Douane béninoise : une saisie record de 500 kg d’explosifs déjouée à la frontière
Une opération d’une précision chirurgicale menée au nord du Bénin a permis aux Douanes béninoises de neutraliser une cargaison illégale de près de 500 kilogrammes d’explosifs. Cette interception, réalisée grâce à un travail de renseignement minutieux, illustre la détermination des autorités à verrouiller les frontières face aux réseaux criminels et aux menaces sécuritaires transfrontalières.
Un piège tendu sur l’axe Sonahoulou-Djougou
Le dispositif s’est déclenché sur l’un des axes les plus surveillés du pays, entre Sonahoulou et Djougou, où les douaniers du Service régional de lutte contre la fraude pour la zone Atacora-Donga ont mené une fouille ciblée au poste d’Anoum. Sous la supervision de l’Inspecteur de 1ère classe Parfait Laurent Mekoun, les agents ont découvert un véhicule transportant des produits de consommation banals.
En réalité, ces marchandises ordinaires servaient de couverture à un trafic bien plus dangereux. Les explosifs, soigneusement dissimulés, étaient répartis dans dix sacs au milieu de denrées alimentaires. L’intervention rapide des douaniers a permis de neutraliser ce chargement avant qu’il ne quitte le territoire béninois. Le conducteur, profitant de l’obscurité et du relief accidenté, a malheureusement réussi à prendre la fuite. Cependant, les preuves matérielles récupérées sur place constituent une base solide pour démanteler ce réseau.
Une cargaison aux origines et destinations inquiétantes
Les 3 295 bâtons d’explosifs saisis, d’une puissance redoutable, proviennent de Kétao, une localité togolaise frontalière. Leur destination était Malanville, une ville stratégique de l’extrême nord du Bénin, située à proximité de la frontière avec le Niger. Cette zone, déjà sous tension en raison de l’insécurité dans le Sahel, représente un point de passage clé pour les trafics illicites.
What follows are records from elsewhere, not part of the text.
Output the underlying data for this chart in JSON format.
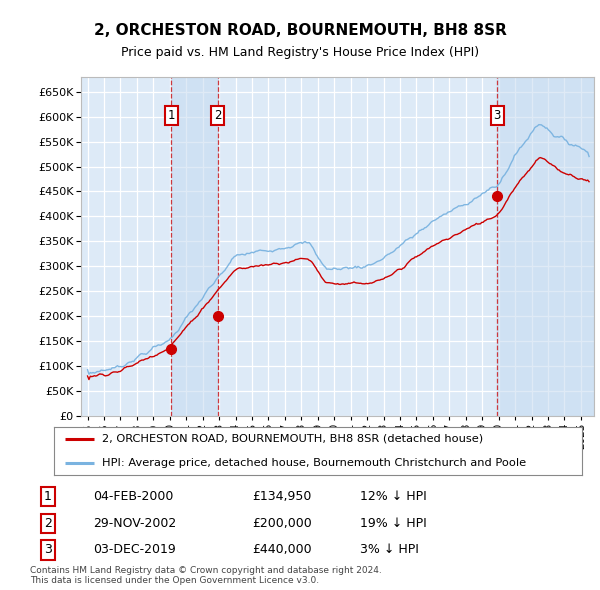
{
  "title": "2, ORCHESTON ROAD, BOURNEMOUTH, BH8 8SR",
  "subtitle": "Price paid vs. HM Land Registry's House Price Index (HPI)",
  "ylim": [
    0,
    680000
  ],
  "yticks": [
    0,
    50000,
    100000,
    150000,
    200000,
    250000,
    300000,
    350000,
    400000,
    450000,
    500000,
    550000,
    600000,
    650000
  ],
  "background_color": "#ffffff",
  "plot_bg_color": "#ddeaf7",
  "grid_color": "#ffffff",
  "hpi_color": "#7ab3e0",
  "pp_color": "#cc0000",
  "legend_line1": "2, ORCHESTON ROAD, BOURNEMOUTH, BH8 8SR (detached house)",
  "legend_line2": "HPI: Average price, detached house, Bournemouth Christchurch and Poole",
  "sale_x1": 2000.09,
  "sale_y1": 134950,
  "sale_label1": "1",
  "sale_date1": "04-FEB-2000",
  "sale_price1": "£134,950",
  "sale_hpi1": "12% ↓ HPI",
  "sale_x2": 2002.91,
  "sale_y2": 200000,
  "sale_label2": "2",
  "sale_date2": "29-NOV-2002",
  "sale_price2": "£200,000",
  "sale_hpi2": "19% ↓ HPI",
  "sale_x3": 2019.92,
  "sale_y3": 440000,
  "sale_label3": "3",
  "sale_date3": "03-DEC-2019",
  "sale_price3": "£440,000",
  "sale_hpi3": "3% ↓ HPI",
  "xmin": 1994.6,
  "xmax": 2025.8,
  "footer1": "Contains HM Land Registry data © Crown copyright and database right 2024.",
  "footer2": "This data is licensed under the Open Government Licence v3.0."
}
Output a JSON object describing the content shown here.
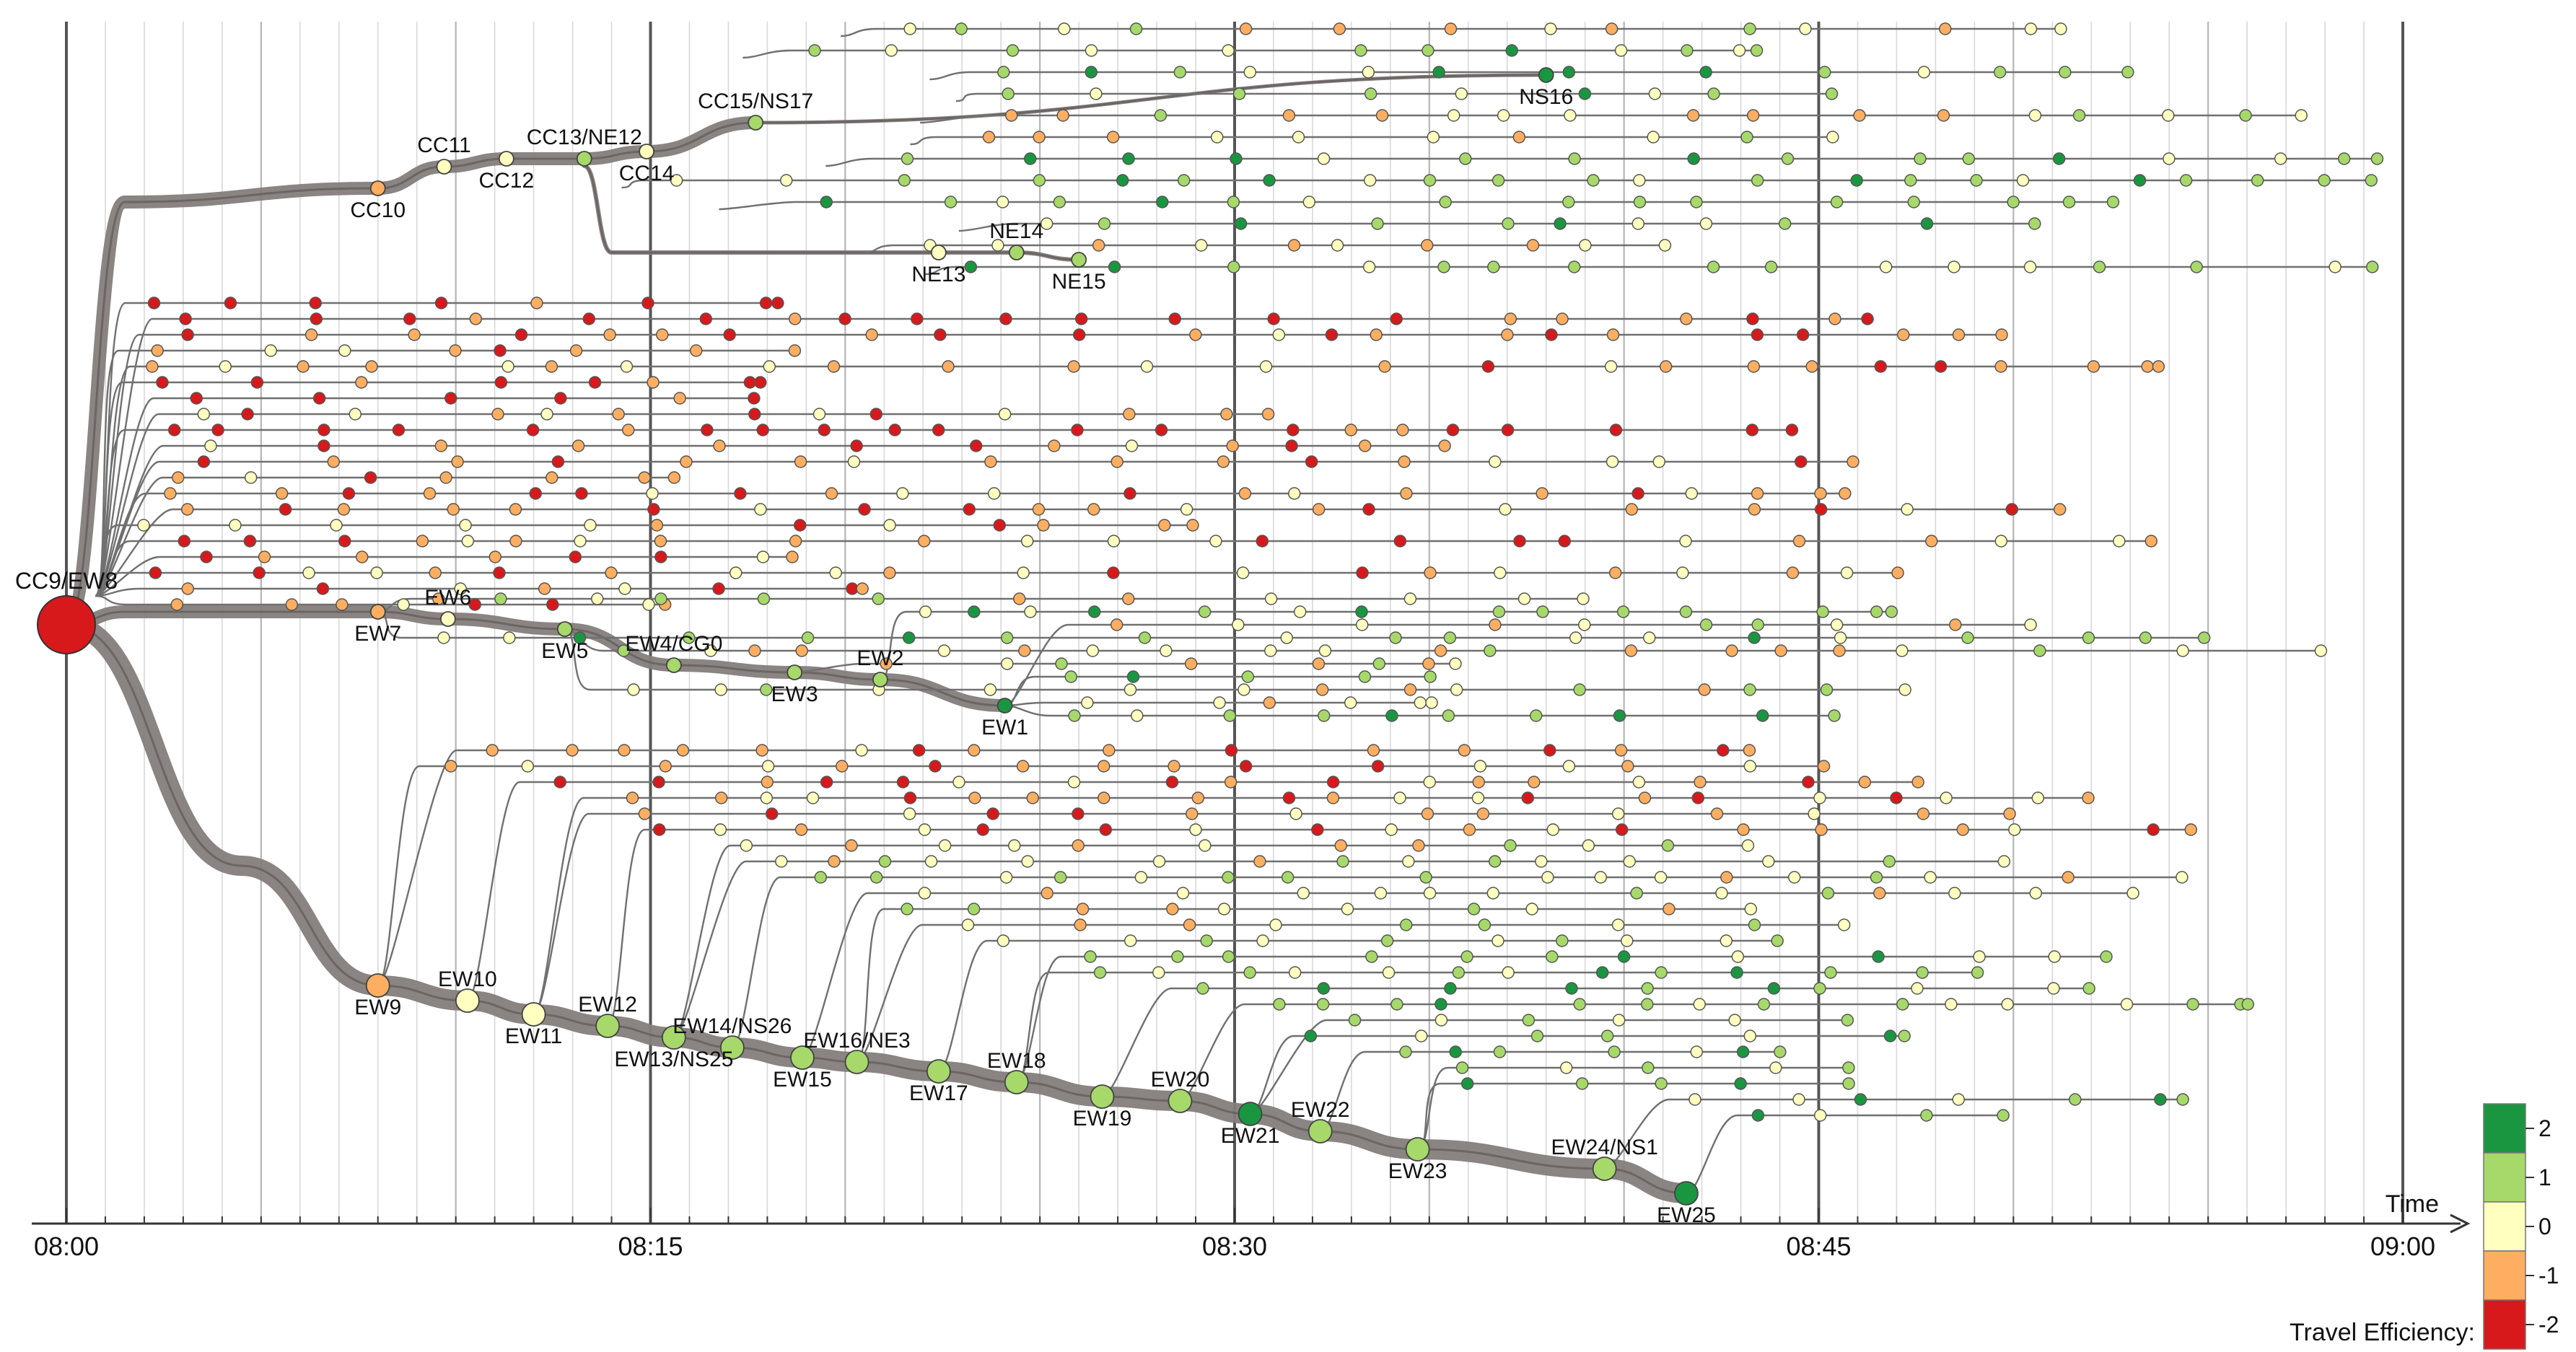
{
  "chart_data": {
    "type": "tree-timeline",
    "x_axis": {
      "label": "Time",
      "ticks": [
        "08:00",
        "08:15",
        "08:30",
        "08:45",
        "09:00"
      ],
      "range_minutes": [
        0,
        60
      ]
    },
    "legend": {
      "title": "Travel Efficiency:",
      "placement": "bottom-right",
      "levels": [
        {
          "value": "2",
          "color": "#1a9641"
        },
        {
          "value": "1",
          "color": "#a6d96a"
        },
        {
          "value": "0",
          "color": "#ffffbf"
        },
        {
          "value": "-1",
          "color": "#fdae61"
        },
        {
          "value": "-2",
          "color": "#d7191c"
        }
      ]
    },
    "root": {
      "name": "CC9/EW8",
      "t": 0,
      "level": -2
    },
    "lines": [
      {
        "id": "circle",
        "stations": [
          {
            "name": "CC10",
            "t": 8.0,
            "level": -1
          },
          {
            "name": "CC11",
            "t": 9.7,
            "level": 0
          },
          {
            "name": "CC12",
            "t": 11.3,
            "level": 0
          },
          {
            "name": "CC13/NE12",
            "t": 13.3,
            "level": 1
          },
          {
            "name": "CC14",
            "t": 14.9,
            "level": 0
          },
          {
            "name": "CC15/NS17",
            "t": 17.7,
            "level": 1
          },
          {
            "name": "NS16",
            "t": 38.0,
            "level": 2
          }
        ]
      },
      {
        "id": "north-east",
        "stations": [
          {
            "name": "NE13",
            "t": 22.4,
            "level": 0
          },
          {
            "name": "NE14",
            "t": 24.4,
            "level": 1
          },
          {
            "name": "NE15",
            "t": 26.0,
            "level": 1
          }
        ]
      },
      {
        "id": "east-west-west",
        "stations": [
          {
            "name": "EW7",
            "t": 8.0,
            "level": -1
          },
          {
            "name": "EW6",
            "t": 9.8,
            "level": 0
          },
          {
            "name": "EW5",
            "t": 12.8,
            "level": 1
          },
          {
            "name": "EW4/CG0",
            "t": 15.6,
            "level": 1
          },
          {
            "name": "EW3",
            "t": 18.7,
            "level": 1
          },
          {
            "name": "EW2",
            "t": 20.9,
            "level": 1
          },
          {
            "name": "EW1",
            "t": 24.1,
            "level": 2
          }
        ]
      },
      {
        "id": "east-west-east",
        "stations": [
          {
            "name": "EW9",
            "t": 8.0,
            "level": -1
          },
          {
            "name": "EW10",
            "t": 10.3,
            "level": 0
          },
          {
            "name": "EW11",
            "t": 12.0,
            "level": 0
          },
          {
            "name": "EW12",
            "t": 13.9,
            "level": 1
          },
          {
            "name": "EW13/NS25",
            "t": 15.6,
            "level": 1
          },
          {
            "name": "EW14/NS26",
            "t": 17.1,
            "level": 1
          },
          {
            "name": "EW15",
            "t": 18.9,
            "level": 1
          },
          {
            "name": "EW16/NE3",
            "t": 20.3,
            "level": 1
          },
          {
            "name": "EW17",
            "t": 22.4,
            "level": 1
          },
          {
            "name": "EW18",
            "t": 24.4,
            "level": 1
          },
          {
            "name": "EW19",
            "t": 26.6,
            "level": 1
          },
          {
            "name": "EW20",
            "t": 28.6,
            "level": 1
          },
          {
            "name": "EW21",
            "t": 30.4,
            "level": 2
          },
          {
            "name": "EW22",
            "t": 32.2,
            "level": 1
          },
          {
            "name": "EW23",
            "t": 34.7,
            "level": 1
          },
          {
            "name": "EW24/NS1",
            "t": 39.5,
            "level": 1
          },
          {
            "name": "EW25",
            "t": 41.6,
            "level": 2
          }
        ]
      }
    ]
  }
}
Une enquête judiciaire immédiate a été ouverte pour identifier les commanditaires et démanteler cette filière transfrontalière. Les autorités s’interrogent sur l’usage final de ces explosifs, dont la détention et le transport sont strictement réglementés au Bénin.
Une offensive sans précédent contre la criminalité organisée
Cette saisie s’inscrit dans une stratégie nationale d’envergure, pilotée par le Directeur général des Douanes, le Colonel Raouf Malèhossou Aboudou. Depuis plusieurs semaines, les Douanes béninoises multiplient les opérations coup de poing pour frapper les réseaux de contrebande et de trafic illicite.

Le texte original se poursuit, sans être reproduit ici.